Trust a self signed cert from IIS

Thomas Schneiter picture Thomas Schneiter · Oct 9, 2017 · Viewed 11.1k times · Source

I have an externally hosted iis webserver where i run my website. I would like to add a self signed certificate to this website and trust it on my local client, to remove "Insecure Connection" from the browser.

What i have done so far is the following

  1. Created a self signed certificate in IIS: Server Certificates -> Create self signed Certificate. The cert is issued to the servername e.g "ABCD01"
  2. Created a website with a https binding using the self signed certificate.
  3. Exported the self signed certificate from IIS using: Server Certificates -> Export. This resulted in an .pfx file
  4. Imported the .pfx cert file on the local client: manage computer certificates -> Trusted Root certification authorities -> import
  5. Added the hostname (ABCD01) and ip of the host to the hosts file: C:\Windows\System32\drivers\etc\hosts

When i try to open the website in firefox (using https://ABCD01), i still get the "Your connection is not secure". What am i missing?

Answer

Crypt32 picture Crypt32 · Oct 9, 2017

There are multiple issues:

  1. IIS certificate generator creates self-signed certificates with SHA1 signature algorithm which is obsolete in modern browsers.

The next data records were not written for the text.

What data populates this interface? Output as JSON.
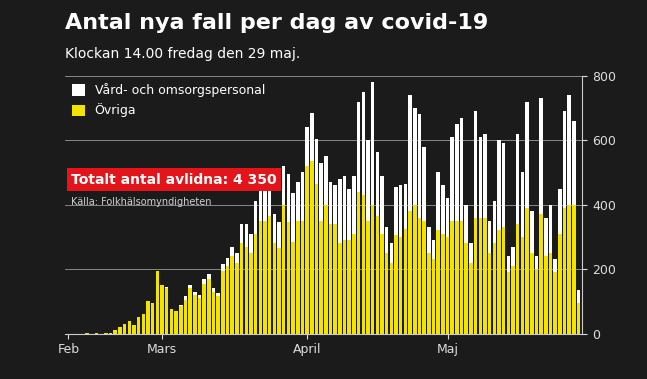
{
  "chart_data": {
    "type": "bar",
    "title": "Antal nya fall per dag av covid-19",
    "subtitle": "Klockan 14.00 fredag den 29 maj.",
    "annotation": "Totalt antal avlidna: 4 350",
    "source": "Källa: Folkhälsomyndigheten",
    "stacked": true,
    "grid": true,
    "legend": "upper left",
    "categories": [
      "Feb",
      null,
      null,
      null,
      null,
      null,
      null,
      null,
      null,
      null,
      null,
      null,
      null,
      null,
      null,
      null,
      null,
      null,
      null,
      null,
      "Mars",
      null,
      null,
      null,
      null,
      null,
      null,
      null,
      null,
      null,
      null,
      null,
      null,
      null,
      null,
      null,
      null,
      null,
      null,
      null,
      null,
      null,
      null,
      null,
      null,
      null,
      null,
      null,
      null,
      null,
      null,
      "April",
      null,
      null,
      null,
      null,
      null,
      null,
      null,
      null,
      null,
      null,
      null,
      null,
      null,
      null,
      null,
      null,
      null,
      null,
      null,
      null,
      null,
      null,
      null,
      null,
      null,
      null,
      null,
      null,
      null,
      "Maj",
      null,
      null,
      null,
      null,
      null,
      null,
      null,
      null,
      null,
      null,
      null,
      null,
      null,
      null,
      null,
      null,
      null,
      null,
      null,
      null,
      null,
      null,
      null,
      null,
      null,
      null,
      null,
      null
    ],
    "series": [
      {
        "name": "Vård- och omsorgspersonal",
        "color": "#ffffff",
        "values": [
          0,
          0,
          0,
          0,
          0,
          0,
          0,
          0,
          0,
          0,
          0,
          0,
          0,
          0,
          0,
          0,
          0,
          0,
          0,
          0,
          0,
          5,
          0,
          0,
          5,
          10,
          10,
          10,
          10,
          15,
          15,
          10,
          10,
          20,
          25,
          30,
          30,
          60,
          70,
          60,
          100,
          120,
          130,
          140,
          90,
          80,
          120,
          150,
          150,
          120,
          150,
          120,
          150,
          140,
          180,
          150,
          130,
          120,
          200,
          200,
          160,
          180,
          280,
          320,
          250,
          380,
          200,
          180,
          80,
          60,
          150,
          160,
          140,
          360,
          300,
          320,
          230,
          80,
          60,
          180,
          150,
          120,
          260,
          300,
          320,
          120,
          60,
          330,
          250,
          260,
          100,
          130,
          280,
          260,
          50,
          60,
          280,
          200,
          330,
          130,
          40,
          360,
          120,
          150,
          40,
          140,
          300,
          340,
          260,
          40
        ]
      },
      {
        "name": "Övriga",
        "color": "#f2e400",
        "values": [
          0,
          0,
          0,
          0,
          2,
          0,
          1,
          0,
          2,
          3,
          12,
          20,
          30,
          40,
          25,
          50,
          60,
          100,
          95,
          195,
          150,
          140,
          75,
          70,
          85,
          105,
          140,
          120,
          110,
          155,
          170,
          130,
          115,
          195,
          210,
          240,
          220,
          280,
          270,
          250,
          310,
          350,
          350,
          365,
          280,
          265,
          400,
          345,
          285,
          350,
          350,
          520,
          535,
          465,
          350,
          400,
          340,
          340,
          280,
          290,
          290,
          310,
          440,
          430,
          350,
          400,
          365,
          310,
          250,
          220,
          305,
          300,
          325,
          380,
          400,
          360,
          350,
          250,
          230,
          320,
          310,
          300,
          350,
          350,
          350,
          280,
          220,
          360,
          360,
          360,
          250,
          280,
          320,
          330,
          190,
          210,
          340,
          300,
          390,
          250,
          200,
          370,
          240,
          250,
          190,
          310,
          390,
          400,
          400,
          95
        ]
      }
    ],
    "ylim": [
      0,
      800
    ],
    "yticks": [
      0,
      200,
      400,
      600,
      800
    ]
  }
}
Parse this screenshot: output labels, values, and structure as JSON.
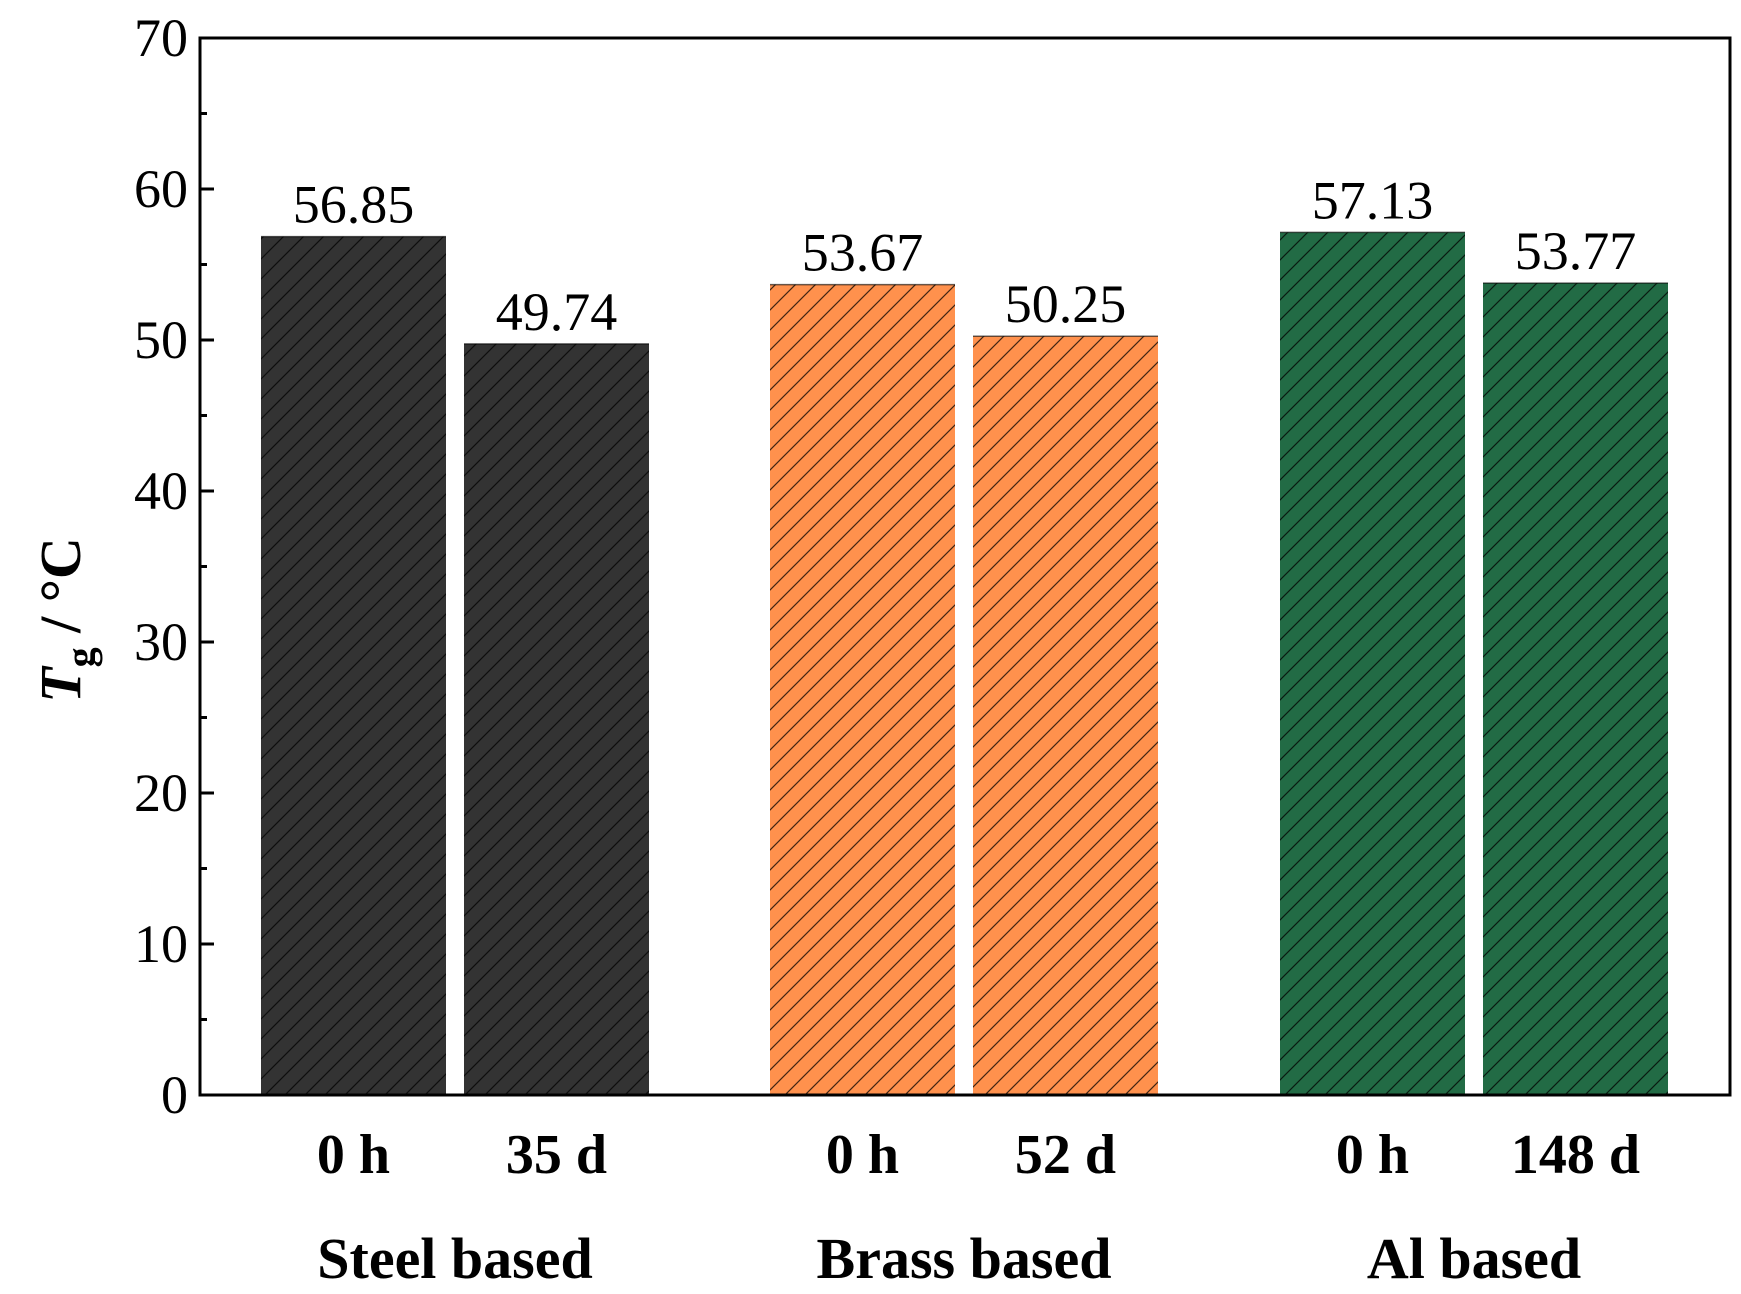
{
  "chart_data": {
    "type": "bar",
    "title": "",
    "xlabel": "",
    "ylabel_main": "T",
    "ylabel_sub": "g",
    "ylabel_rest": " / °C",
    "ylim": [
      0,
      70
    ],
    "yticks": [
      0,
      10,
      20,
      30,
      40,
      50,
      60,
      70
    ],
    "grid": false,
    "groups": [
      {
        "name": "Steel based",
        "color": "#333333",
        "bars": [
          {
            "label": "0 h",
            "value": 56.85,
            "value_text": "56.85"
          },
          {
            "label": "35 d",
            "value": 49.74,
            "value_text": "49.74"
          }
        ]
      },
      {
        "name": "Brass based",
        "color": "#FF914D",
        "bars": [
          {
            "label": "0 h",
            "value": 53.67,
            "value_text": "53.67"
          },
          {
            "label": "52 d",
            "value": 50.25,
            "value_text": "50.25"
          }
        ]
      },
      {
        "name": "Al based",
        "color": "#226B45",
        "bars": [
          {
            "label": "0 h",
            "value": 57.13,
            "value_text": "57.13"
          },
          {
            "label": "148 d",
            "value": 53.77,
            "value_text": "53.77"
          }
        ]
      }
    ]
  }
}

You have to use different tools to create test certificates. For example, use PowerShell New-SelfSignedCertificate cmdlet where you can specify signature algorithm. Look at this post to get an example: https://stackoverflow.com/a/45284368/3997611
New-SelfSignedCertificate `
    -DnsName "ABCD01" `
    -CertStoreLocation "cert:\LocalMachine\My" `
    -FriendlyName "test dev cert" `
    -TextExtension "2.5.29.37={text}1.3.6.1.5.5.7.3.1" `
    -KeyUsage DigitalSignature,KeyEncipherment,DataEncipherment `
    -Provider "Microsoft RSA SChannel Cryptographic Provider" `
    -HashAlgorithm "SHA256"
  1. IIS certificate generator cannot build certificate with SAN (Subject Alternative Names) certificate extension which is required in Google Chrome. You have to use different tools to create test certificates. Look at the example above for reference.

  2. Google Chrome uses built-in Windows Certificate store to establish a trust, while FireFox uses its own certificate store. Therefore, after adding the certificate to Windows certificate store, you have to import your test certificate to FireFox manually.